The Argosy Minerals Limited (ASX: AGY) share price emerged from its self-imposed suspension this morning and sank a massive 20% to 20.5 cents.
It has since rebounded but still sits 10% lower at 23 cents in afternoon trade.
Why are its shares lower?
On Wednesday the lithium-focused mineral exploration company called for a trading halt after China-based Qingdao Qianyun requested that its $9.5 million offtake agreement be terminated.
The $9.5 million upfront prepayment for an agreed quantity of battery grade lithium carbonate equivalent was to be used to cover the Stage 2 development expenditure budget for its Rincon Lithium project.
Qianyun requested its termination after Argosy Minerals pulled the plug on its proposed $15 million placement of shares at 8 cents per security following prolonged delays to the due diligence period.
This placement was to be replaced with a $15 million placement with institutional and sophisticated investors at 22 cents per share.
However, the company has advised today that in light of Qianyun's request to terminate the offtake agreement, it has agreed to reduce the placement price to 18 cents per share. An 18% discount to the placement price agreed just days ago.

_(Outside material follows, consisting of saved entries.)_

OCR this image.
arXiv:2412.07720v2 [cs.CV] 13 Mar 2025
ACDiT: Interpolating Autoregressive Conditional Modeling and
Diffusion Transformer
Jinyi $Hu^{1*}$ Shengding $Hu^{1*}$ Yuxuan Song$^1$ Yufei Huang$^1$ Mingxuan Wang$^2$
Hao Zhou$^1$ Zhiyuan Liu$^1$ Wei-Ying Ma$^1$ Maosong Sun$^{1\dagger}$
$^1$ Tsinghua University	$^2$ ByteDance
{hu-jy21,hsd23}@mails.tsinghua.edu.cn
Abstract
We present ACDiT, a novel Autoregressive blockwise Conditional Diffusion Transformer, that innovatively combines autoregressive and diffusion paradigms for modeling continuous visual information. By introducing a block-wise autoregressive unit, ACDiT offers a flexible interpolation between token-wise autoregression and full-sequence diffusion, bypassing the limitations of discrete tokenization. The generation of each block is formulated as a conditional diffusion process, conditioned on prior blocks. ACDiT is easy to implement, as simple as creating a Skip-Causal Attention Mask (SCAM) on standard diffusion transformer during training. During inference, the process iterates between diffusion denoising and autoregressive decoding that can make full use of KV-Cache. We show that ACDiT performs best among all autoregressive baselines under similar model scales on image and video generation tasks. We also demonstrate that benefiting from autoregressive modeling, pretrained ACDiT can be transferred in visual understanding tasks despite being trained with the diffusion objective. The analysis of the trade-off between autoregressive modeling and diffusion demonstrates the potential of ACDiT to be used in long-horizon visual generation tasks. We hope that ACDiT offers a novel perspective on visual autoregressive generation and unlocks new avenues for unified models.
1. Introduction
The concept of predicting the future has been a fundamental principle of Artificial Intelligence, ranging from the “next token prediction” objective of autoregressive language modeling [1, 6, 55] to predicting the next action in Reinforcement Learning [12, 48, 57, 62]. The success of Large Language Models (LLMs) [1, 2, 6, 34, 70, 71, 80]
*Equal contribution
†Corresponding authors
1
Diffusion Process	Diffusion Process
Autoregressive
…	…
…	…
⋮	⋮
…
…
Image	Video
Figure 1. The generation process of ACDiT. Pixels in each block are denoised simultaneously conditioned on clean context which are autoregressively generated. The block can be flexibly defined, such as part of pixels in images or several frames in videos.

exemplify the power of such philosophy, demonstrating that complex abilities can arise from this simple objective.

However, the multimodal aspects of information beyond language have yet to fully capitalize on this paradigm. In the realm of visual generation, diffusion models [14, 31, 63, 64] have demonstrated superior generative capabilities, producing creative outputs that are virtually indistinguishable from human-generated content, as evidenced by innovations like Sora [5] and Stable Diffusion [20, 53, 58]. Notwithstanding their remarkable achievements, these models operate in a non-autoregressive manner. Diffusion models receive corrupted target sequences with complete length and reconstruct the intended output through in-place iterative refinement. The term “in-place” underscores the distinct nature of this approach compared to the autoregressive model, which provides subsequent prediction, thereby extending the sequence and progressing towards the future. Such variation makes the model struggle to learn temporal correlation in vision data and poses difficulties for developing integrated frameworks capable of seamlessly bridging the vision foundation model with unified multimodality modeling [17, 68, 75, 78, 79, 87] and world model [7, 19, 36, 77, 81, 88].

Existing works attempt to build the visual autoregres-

While this is still far greater than the original deal it had signed with Qianyun, it is still undoubtedly a disappointing turn of events for shareholders. Especially given the potential loss of the off-take agreement.
But lithium carbonate is a hot commodity and I expect Argosy Minerals will be on the radar of many battery manufacturers and automakers.
So ultimately this could just prove to be a minor blip that has created a buying opportunity for investors with a high tolerance for risk.
While Galaxy Resources Limited (ASX: GXY) remains my first pick in the industry, I do think Argosy Minerals' world class asset could make it worth a look.